Garages have noticed an increase in demand after tanker drivers voted to take strike action over safety standards and terms and conditions.

Fiona Sutton, who works in the BP garage in The Pippin, Calne, said: “It’s been manic all day.

“I’m working a double shift, so I’ve been here since 5.30am, and it just hasn’t stopped all day. It’s been crazy, and motorists have told us it’s exactly the same in Chippenham.”

A Morrisons’ source in Wiltshire, who asked not to be identified, said petrol stations may become ‘government controlled sites’ during any strike, meaning only emergency vehicles could use them and that police may patrol the forecourts.

“We don’t have any deals or offers on this week at the forecourt I’m working at and we’re still going to sell half a million pounds’ worth of petrol just in this store this week,” he said.

“That’s a lot more than we usually make.

“Now Francis Maude is telling people to fill jerry cans, but we have strict rules about that. People have been showing up with old chemical containers and we’ve just been turning them away. It’s been mayhem all day.”

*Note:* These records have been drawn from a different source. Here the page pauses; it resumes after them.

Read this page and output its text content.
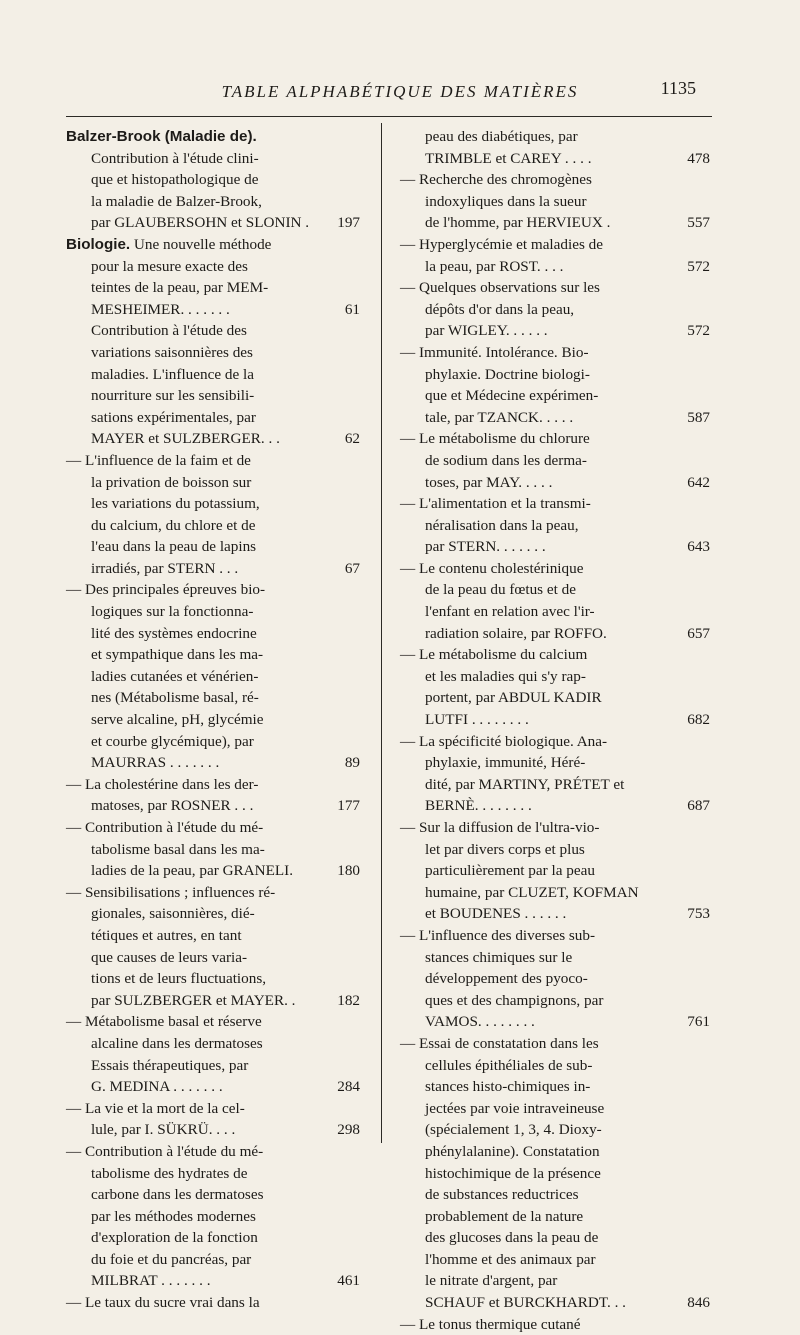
TABLE ALPHABÉTIQUE DES MATIÈRES	1135
Balzer-Brook (Maladie de).
Contribution à l'étude clini-
que et histopathologique de
la maladie de Balzer-Brook,
par GLAUBERSOHN et SLONIN . 197
Biologie. Une nouvelle méthode
pour la mesure exacte des
teintes de la peau, par MEM-
MESHEIMER. . . . . . .	61
Contribution à l'étude des
variations saisonnières des
maladies. L'influence de la
nourriture sur les sensibili-
sations expérimentales, par
MAYER et SULZBERGER. . .	62
— L'influence de la faim et de
la privation de boisson sur
les variations du potassium,
du calcium, du chlore et de
l'eau dans la peau de lapins
irradiés, par STERN . . .	67
— Des principales épreuves bio-
logiques sur la fonctionna-
lité des systèmes endocrine
et sympathique dans les ma-
ladies cutanées et vénérien-
nes (Métabolisme basal, ré-
serve alcaline, pH, glycémie
et courbe glycémique), par
MAURRAS . . . . . . .	89
— La cholestérine dans les der-
matoses, par ROSNER . . .	177
— Contribution à l'étude du mé-
tabolisme basal dans les ma-
ladies de la peau, par GRANELI.	180
— Sensibilisations ; influences ré-
gionales, saisonnières, dié-
tétiques et autres, en tant
que causes de leurs varia-
tions et de leurs fluctuations,
par SULZBERGER et MAYER. .	182
— Métabolisme basal et réserve
alcaline dans les dermatoses
Essais thérapeutiques, par
G. MEDINA . . . . . . .	284
— La vie et la mort de la cel-
lule, par I. SÜKRÜ. . . .	298
— Contribution à l'étude du mé-
tabolisme des hydrates de
carbone dans les dermatoses
par les méthodes modernes
d'exploration de la fonction
du foie et du pancréas, par
MILBRAT . . . . . . .	461
— Le taux du sucre vrai dans la
peau des diabétiques, par
TRIMBLE et CAREY . . . .	478
— Recherche des chromogènes
indoxyliques dans la sueur
de l'homme, par HERVIEUX .	557
— Hyperglycémie et maladies de
la peau, par ROST. . . .	572
— Quelques observations sur les
dépôts d'or dans la peau,
par WIGLEY. . . . . .	572
— Immunité. Intolérance. Bio-
phylaxie. Doctrine biologi-
que et Médecine expérimen-
tale, par TZANCK. . . . .	587
— Le métabolisme du chlorure
de sodium dans les derma-
toses, par MAY. . . . .	642
— L'alimentation et la transmi-
néralisation dans la peau,
par STERN. . . . . . .	643
— Le contenu cholestérinique
de la peau du fœtus et de
l'enfant en relation avec l'ir-
radiation solaire, par ROFFO.	657
— Le métabolisme du calcium
et les maladies qui s'y rap-
portent, par ABDUL KADIR
LUTFI . . . . . . . .	682
— La spécificité biologique. Ana-
phylaxie, immunité, Héré-
dité, par MARTINY, PRÉTET et
BERNÈ. . . . . . . .	687
— Sur la diffusion de l'ultra-vio-
let par divers corps et plus
particulièrement par la peau
humaine, par CLUZET, KOFMAN
et BOUDENES . . . . . .	753
— L'influence des diverses sub-
stances chimiques sur le
développement des pyoco-
ques et des champignons, par
VAMOS. . . . . . . .	761
— Essai de constatation dans les
cellules épithéliales de sub-
stances histo-chimiques in-
jectées par voie intraveineuse
(spécialement 1, 3, 4. Dioxy-
phénylalanine). Constatation
histochimique de la présence
de substances reductrices
probablement de la nature
des glucoses dans la peau de
l'homme et des animaux par
le nitrate d'argent, par
SCHAUF et BURCKHARDT. . .	846
— Le tonus thermique cutané
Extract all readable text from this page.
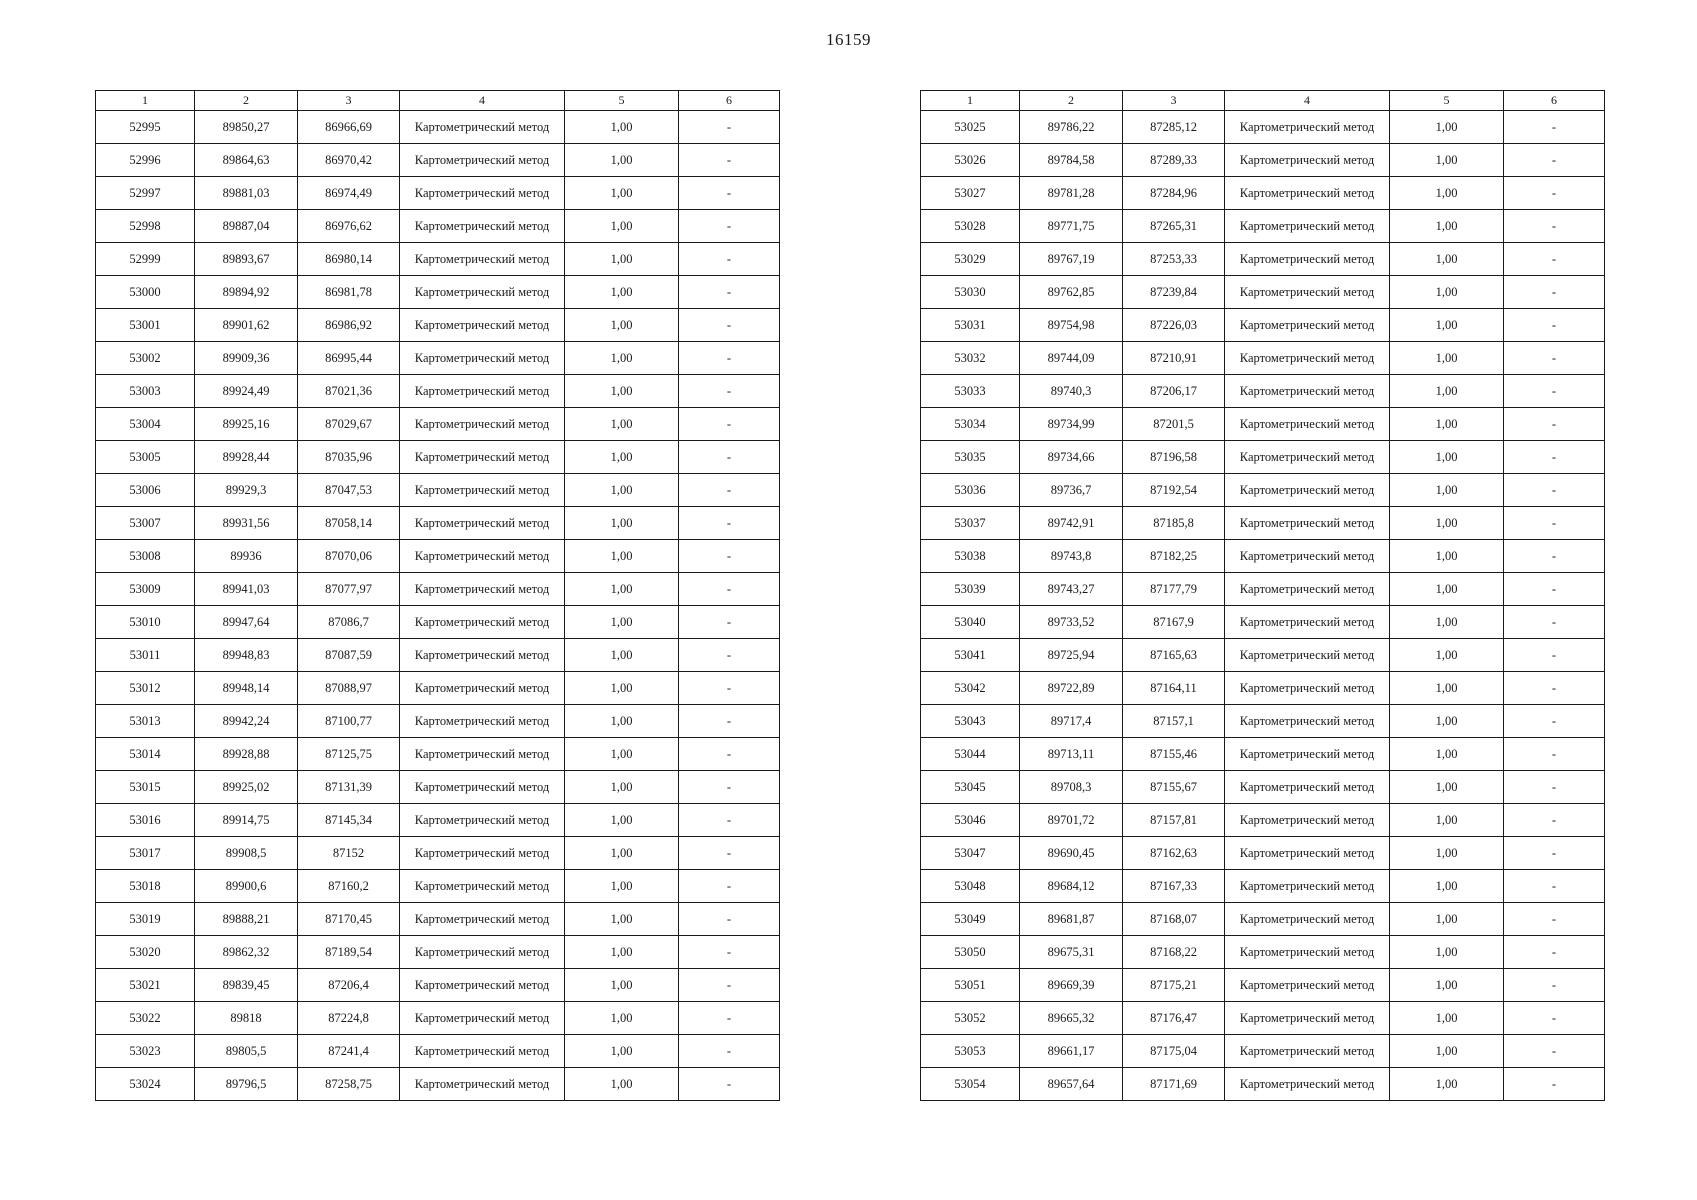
16159
1	2	3	4	5	6
52995	89850,27	86966,69	Картометрический метод	1,00	-
52996	89864,63	86970,42	Картометрический метод	1,00	-
52997	89881,03	86974,49	Картометрический метод	1,00	-
52998	89887,04	86976,62	Картометрический метод	1,00	-
52999	89893,67	86980,14	Картометрический метод	1,00	-
53000	89894,92	86981,78	Картометрический метод	1,00	-
53001	89901,62	86986,92	Картометрический метод	1,00	-
53002	89909,36	86995,44	Картометрический метод	1,00	-
53003	89924,49	87021,36	Картометрический метод	1,00	-
53004	89925,16	87029,67	Картометрический метод	1,00	-
53005	89928,44	87035,96	Картометрический метод	1,00	-
53006	89929,3	87047,53	Картометрический метод	1,00	-
53007	89931,56	87058,14	Картометрический метод	1,00	-
53008	89936	87070,06	Картометрический метод	1,00	-
53009	89941,03	87077,97	Картометрический метод	1,00	-
53010	89947,64	87086,7	Картометрический метод	1,00	-
53011	89948,83	87087,59	Картометрический метод	1,00	-
53012	89948,14	87088,97	Картометрический метод	1,00	-
53013	89942,24	87100,77	Картометрический метод	1,00	-
53014	89928,88	87125,75	Картометрический метод	1,00	-
53015	89925,02	87131,39	Картометрический метод	1,00	-
53016	89914,75	87145,34	Картометрический метод	1,00	-
53017	89908,5	87152	Картометрический метод	1,00	-
53018	89900,6	87160,2	Картометрический метод	1,00	-
53019	89888,21	87170,45	Картометрический метод	1,00	-
53020	89862,32	87189,54	Картометрический метод	1,00	-
53021	89839,45	87206,4	Картометрический метод	1,00	-
53022	89818	87224,8	Картометрический метод	1,00	-
53023	89805,5	87241,4	Картометрический метод	1,00	-
53024	89796,5	87258,75	Картометрический метод	1,00	-
1	2	3	4	5	6
53025	89786,22	87285,12	Картометрический метод	1,00	-
53026	89784,58	87289,33	Картометрический метод	1,00	-
53027	89781,28	87284,96	Картометрический метод	1,00	-
53028	89771,75	87265,31	Картометрический метод	1,00	-
53029	89767,19	87253,33	Картометрический метод	1,00	-
53030	89762,85	87239,84	Картометрический метод	1,00	-
53031	89754,98	87226,03	Картометрический метод	1,00	-
53032	89744,09	87210,91	Картометрический метод	1,00	-
53033	89740,3	87206,17	Картометрический метод	1,00	-
53034	89734,99	87201,5	Картометрический метод	1,00	-
53035	89734,66	87196,58	Картометрический метод	1,00	-
53036	89736,7	87192,54	Картометрический метод	1,00	-
53037	89742,91	87185,8	Картометрический метод	1,00	-
53038	89743,8	87182,25	Картометрический метод	1,00	-
53039	89743,27	87177,79	Картометрический метод	1,00	-
53040	89733,52	87167,9	Картометрический метод	1,00	-
53041	89725,94	87165,63	Картометрический метод	1,00	-
53042	89722,89	87164,11	Картометрический метод	1,00	-
53043	89717,4	87157,1	Картометрический метод	1,00	-
53044	89713,11	87155,46	Картометрический метод	1,00	-
53045	89708,3	87155,67	Картометрический метод	1,00	-
53046	89701,72	87157,81	Картометрический метод	1,00	-
53047	89690,45	87162,63	Картометрический метод	1,00	-
53048	89684,12	87167,33	Картометрический метод	1,00	-
53049	89681,87	87168,07	Картометрический метод	1,00	-
53050	89675,31	87168,22	Картометрический метод	1,00	-
53051	89669,39	87175,21	Картометрический метод	1,00	-
53052	89665,32	87176,47	Картометрический метод	1,00	-
53053	89661,17	87175,04	Картометрический метод	1,00	-
53054	89657,64	87171,69	Картометрический метод	1,00	-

He said a delivery was expected but supplies of diesel had been running low.

Meanwhile companies are concerned that the threatened strike could leave their lorries stranded.

A spokesman for Hams Transport, based at Hopton Industrial Estate in Devizes, said: “We don’t do any long-haul routes but we still need to fill up every day.

"We don’t have any in-house storage for fuel and our drivers have to fill up on the road.

“If there is no fuel available they will be stranded but we are optimistic that the Army will cover things.

“Fuel has become one of the largest per centages of our costs, about 25 per cent, but I have spoken with another haulier for whom it is 50 per cent.”

Farmers will be among those hardest hit if the dispute escalates into a strike because they are dependent on diesel and petrol to power a range of farm machinery, said Christopher Musgrave, who manages 7,000 acres in the Marlborough area.

Mr Musgrave said farmers had probably stocked up with fuel but he said a prolonged strike could be disastrous for the agriculture industry.

Modern farms, he said, were entirely dependent on fuel for their tractors, combine harvesters and other farm handling equipment as well as the grain driers that had to be pressed into use extensively last summer because of the wet harvest time.

“We have done quite a lot of our spring work but as we go forwards we can only hope that if there is a strike it will not be for too long,” said Mr Musgrave.

He said the annual fuel bill for the estates he runs came to “a big six-figure amount” every year.

Many farmers and their staff, he said, also depended on central heating fuel for their homes as many live some distance from mains gas supplies.

People who use central heating oil, including the hundreds of members of the Burbage-based BEAM buying group, would also be concerned about getting supplies during a strike.